Cuando Jesús fue injustamente condenado a muerte “todos los discípulos, dejándole, huyeron”. (Mateo 26: 56). Magdalena no. El amor nunca abandona al ser amado por muy duras y amargas que sean las dificultades. Cómo llegaron tres mujeres hasta el pie de la cruz, con una multitud de miles de personas apretándose para presenciar de cerca la crucifixión, no se sabe, pero allí estaban. Estas mujeres, su propia madre, la hermana de la madre, María mujer de Cleofás y María Magdalena llegaron tan cerca de la cruz que la madre podía oír y entender las palabras que el hijo le dirigía desde el madero. El amor acorta las distancias.
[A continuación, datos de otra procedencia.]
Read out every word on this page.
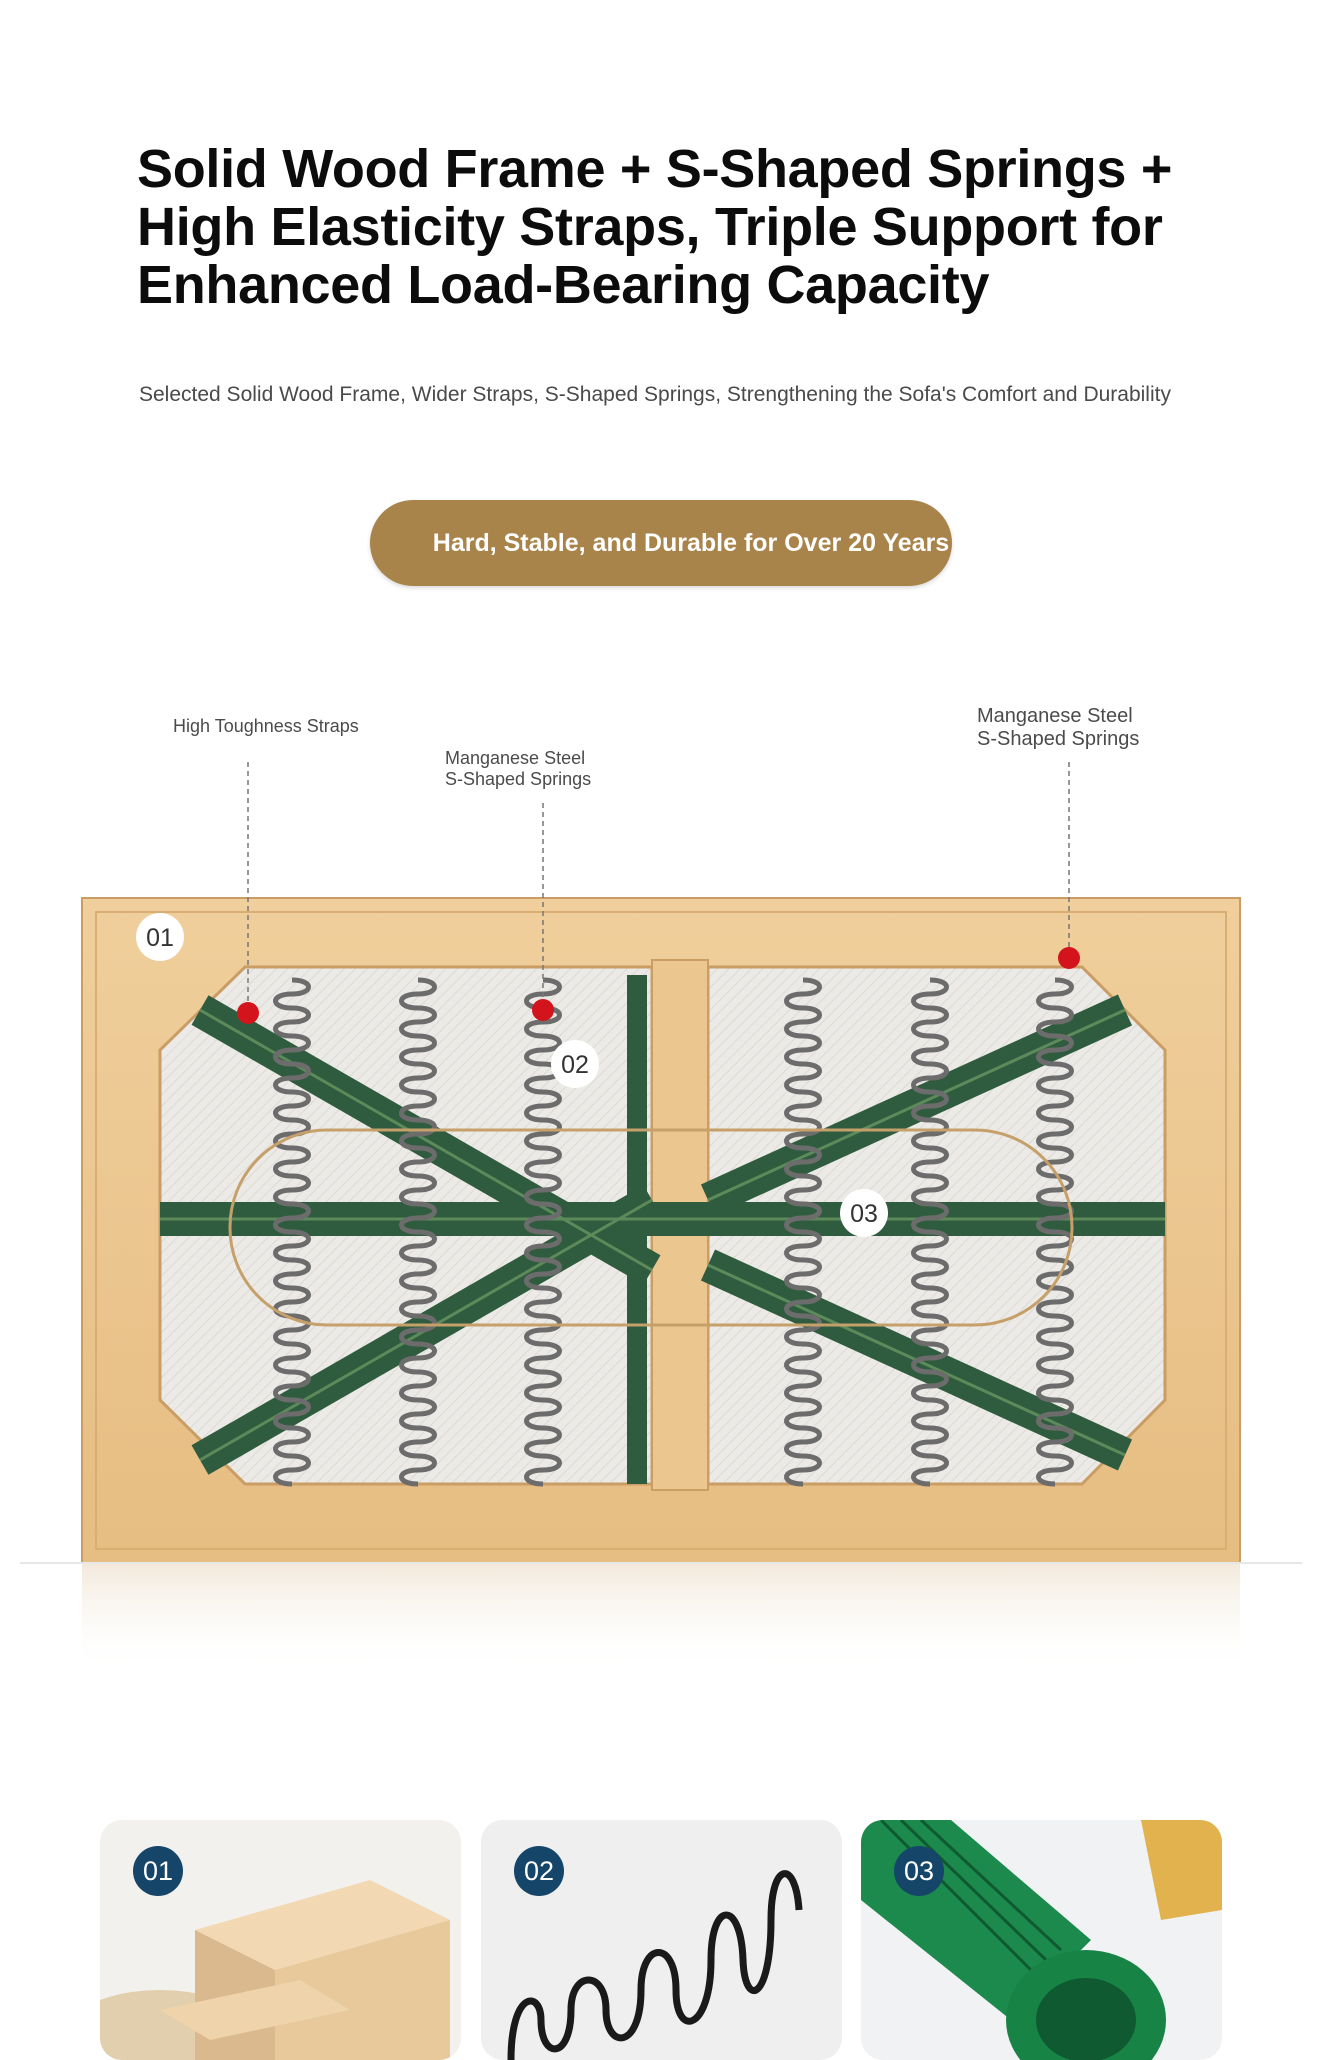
Solid Wood Frame + S-Shaped Springs + High Elasticity Straps, Triple Support for Enhanced Load-Bearing Capacity

Selected Solid Wood Frame, Wider Straps, S-Shaped Springs, Strengthening the Sofa's Comfort and Durability

Hard, Stable, and Durable for Over 20 Years
High Toughness Straps
Manganese Steel
S-Shaped Springs
Manganese Steel
S-Shaped Springs
01
02
03
01	02	03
Cuando José de Arimatea consiguió que Pilato le entregara el cuerpo muerto de Jesús “lo envolvió en una sábana limpia, y lo puso en un sepulcro nuevo, que había labrado en la peña; y después de hacer rodar una gran piedra a la entrada del sepulcro, se fue”. (Mateo 27: 57-61).
Allí, al pie de la tumba estaba la Magdalena, vigilándolo todo: “María Magdalena y María madre de José miraban donde lo ponían” (Marcos 15: 47).
Por no estar familiarizada con el lugar, Magdalena temía que al acudir para el especial embalsamiento pasado el día de reposo pudiera encontrarse con la duda de dónde estaba el sepulcro.
El profundo e inmaculado amor que María Magdalena profesaba a Cristo no acabó en la tumba. Siglos antes Salomón había escrito que el amor es fuerte como la muerte. Yo añado: más fuerte que la muerte.
Empezaban las estrellas de la noche a ceder el paso al sol que llegaba cuando María Magdalena “fue de mañana, siendo aún oscuro, al sepulcro” (Juan 20: 1). La duda de María era cómo conseguir rodar la piedra que cerraba el sepulcro. Su duda se transformó en asombro cuando llegada al sepulcro vio “removida la piedra, que era muy grande” (Marcos 16: 4).
Sola en el huerto María se quedó junto al sepulcro llorando. En esto vio a dos ángeles que le preguntaron: “Mujer, ¿por qué lloras?” (Juan 20: 12-13). Magdalena confiesa a los ángeles que lloraba “porque se han llevado a mi Señor, y no sé dónde lo han puesto”. Aquí el adjetivo revela el cariño que Magdalena profesaba a Jesús y el sustantivo el respeto que le merecía. En esto estaban cuando ella “se volvió, y vio a Jesús que estaba allí, más no sabía que era Jesús” (Juan 20:14). En conversación con el que creía el hortelano se escribe el más corto poema de amor que registra la literatura universal. Un poema compuesto solamente de dos palabras:
¡María!
¡Maestro!
Inmediatamente María Magdalena es enviada como portadora de la noticia de la resurrección. Lo que algunos han llamado “apóstola de apóstoles”: “Ve a mis hermanos y diles: Subo a mi Padre y a vuestro Padre, a mi Dios y a vuestro Dios” (Juan 20: 17-18).